With its $64 billion market capitalization, Airbnb has an FCF yield (how much FCF a company produces per its market cap) of 5.2%. Essentially, Airbnb converts 5.2% of its market cap into FCF annually. Now, let's compare that number to others in the hospitality space.

Company FCF Yield
Airbnb 5.2%
Marriott 4%
Hilton 3.3%
Hyatt 2.8%

Data source: Airbnb and YCharts. Table by author. 

The higher the yield, the cheaper the stock is, so this metric is a testament to how cheap Airbnb's stock is currently.

While all four companies operate in the hospitality industry, Airbnb's margin profile also tops those of tech companies -- again indicating how cheap the stock is.

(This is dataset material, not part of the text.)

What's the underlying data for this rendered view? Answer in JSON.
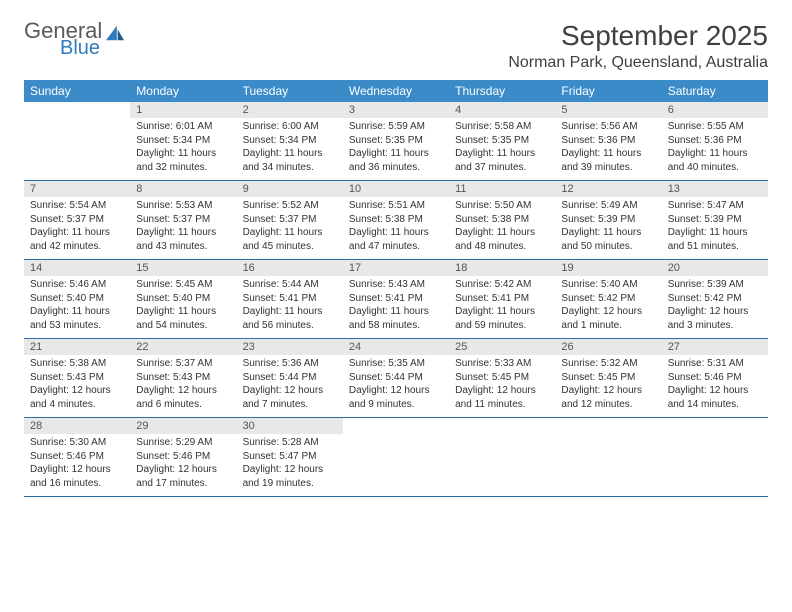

No matter how you slice it, Airbnb's stock isn't expensive and looks ripe for picking. But can Airbnb sustain its excellent business results throughout 2023?

Company FCF Yield
Airbnb 5.2%
Apple 5%
Microsoft 3.6%
Alphabet 5.1%

Data source: Airbnb and YCharts. Table by author. 

2023 will be a more challenging year

In 2023, the average Wall Street analyst projects Airbnb's revenue growth will slow to a 12.1% pace. So what's driving that projection? An economic slowdown.

Many investors are worried that Airbnb could have a tough time in 2023 thanks to consumers tightening their wallets and not spending on an exotic vacation. While this is a logical conclusion for the current economic environment, it doesn't match what management sees.

In Q3, management commented that demand remained strong and that the number of new hosts is growing. Additionally, they noted a strong backlog for future bookings that won't be realized until the stay ends.

Both are positive signs, and investors will learn more about Airbnb's current state and 2023 outlook when it reports fourth-quarter 2022 earnings in early February.

With where the stock is currently priced, if Airbnb gives an upbeat outlook for 2023, don't be surprised to see a quick pop in the stock price due to its low valuation. Regardless of the one-day stock movement, the long-term trends of the niche Airbnb operates in are strong, and I'm more concerned about what the stock will do over the long haul.

With Airbnb remaining highly profitable and still seeing strong demand and new customer growth, I'd say the investment thesis is on track. Couple that with a cheaply valued stock well off its all-time high, and Airbnb looks like a screaming buy to me.